PECO Spokeswoman Liz Williams told Patch that power restorations could take up to a week to complete. As of Tuesday afternoon, she said 170,000 Montgomery County residents were without power. PECO's outage breakdown shows that between 1,501-3,500 of the company's 3,800 Hatboro customers are also without power. Williams said she could not pinpoint specific numbers for either municipality.
"Hurricane Sandy is causing wide-spread damage along the East Coast and locally caused power interruptions to more than 850,000 PECO customers – making Sandy the most damaging storm in company history," Williams said. "More than 3,000 employees and contractors are working around-the-clock to repair this unprecedented damage and restore service to customers."
As of 1 p.m. Tuesday, Williams said crews had safely restored service to more than 300,000 customers.
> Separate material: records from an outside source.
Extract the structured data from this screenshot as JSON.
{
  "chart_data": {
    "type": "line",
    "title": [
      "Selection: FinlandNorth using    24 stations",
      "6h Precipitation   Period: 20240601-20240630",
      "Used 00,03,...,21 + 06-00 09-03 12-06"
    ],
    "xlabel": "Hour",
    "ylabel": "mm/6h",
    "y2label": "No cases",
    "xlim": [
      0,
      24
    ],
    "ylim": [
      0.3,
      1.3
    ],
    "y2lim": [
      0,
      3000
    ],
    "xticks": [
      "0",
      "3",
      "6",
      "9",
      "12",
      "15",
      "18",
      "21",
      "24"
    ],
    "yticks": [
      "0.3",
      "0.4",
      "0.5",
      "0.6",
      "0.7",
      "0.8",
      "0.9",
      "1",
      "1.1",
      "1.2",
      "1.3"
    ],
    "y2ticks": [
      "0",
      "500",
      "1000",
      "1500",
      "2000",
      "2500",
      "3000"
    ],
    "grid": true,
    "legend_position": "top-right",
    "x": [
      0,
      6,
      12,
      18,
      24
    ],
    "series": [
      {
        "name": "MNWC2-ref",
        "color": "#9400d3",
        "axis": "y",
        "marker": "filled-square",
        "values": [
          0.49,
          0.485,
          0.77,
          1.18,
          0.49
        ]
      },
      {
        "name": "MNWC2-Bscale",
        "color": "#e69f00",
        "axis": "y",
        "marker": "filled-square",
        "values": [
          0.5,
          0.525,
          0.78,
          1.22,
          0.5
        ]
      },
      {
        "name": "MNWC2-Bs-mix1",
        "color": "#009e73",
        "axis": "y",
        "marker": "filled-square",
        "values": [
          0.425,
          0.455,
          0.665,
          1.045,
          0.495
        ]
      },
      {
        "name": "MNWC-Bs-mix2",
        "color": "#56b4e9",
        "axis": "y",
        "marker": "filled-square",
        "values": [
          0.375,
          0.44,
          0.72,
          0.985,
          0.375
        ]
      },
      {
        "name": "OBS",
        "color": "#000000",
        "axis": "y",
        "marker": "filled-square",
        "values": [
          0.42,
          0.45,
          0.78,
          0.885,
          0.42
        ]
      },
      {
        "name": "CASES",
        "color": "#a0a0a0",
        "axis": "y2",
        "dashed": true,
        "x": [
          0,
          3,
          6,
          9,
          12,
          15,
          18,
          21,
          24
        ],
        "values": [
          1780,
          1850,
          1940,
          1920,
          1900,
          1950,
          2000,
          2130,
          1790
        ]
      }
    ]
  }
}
In Horsham, Walker said much of the outages were caused by uprooting of trees throughout the township, Walker said. At least nine trees fell on township homes and approximately 30 fell onto roadways. Many of those, Walker said, had electrical wires, making removal a job for PECO as opposed to the township public works department, who like Walker and emergency personnel, worked day and night to stay on top of the storm.
"At the end of the day, there were no injuries, no deaths, just cleanup," said Walker, who, after 45 minutes of sleep last night reported to work Tuesday.
Four Horsham residents stayed briefly at the Horsham Township Community Center Monday night, Walker said, adding that they later relocated elsewhere. Emergency crews did not have to evacuate anyone, or carry out water rescues, he said.
As was the case following Hurricane Irene, Walker said township residents should notify Horsham of property damage resulting from downed trees, or other storm-related issues. In order to be considered for FEMA or PEMA cleanup funding, Walker said the township has to document relevant damage.
For the time being, anyone needing to reach the township should call the police non-emergency number at 215-643-8284 as the township's phone and email is down.
During a two-hour drive Tuesday morning, Walker said he saw "lots of trees down on private property," but said it was "very nice to see neighbors helping neighbors" with cleanup.
The township's parks and recreation department is still surveying its nearly 50 parks to determine damage to the nearly 900 acres of township property, Walker said.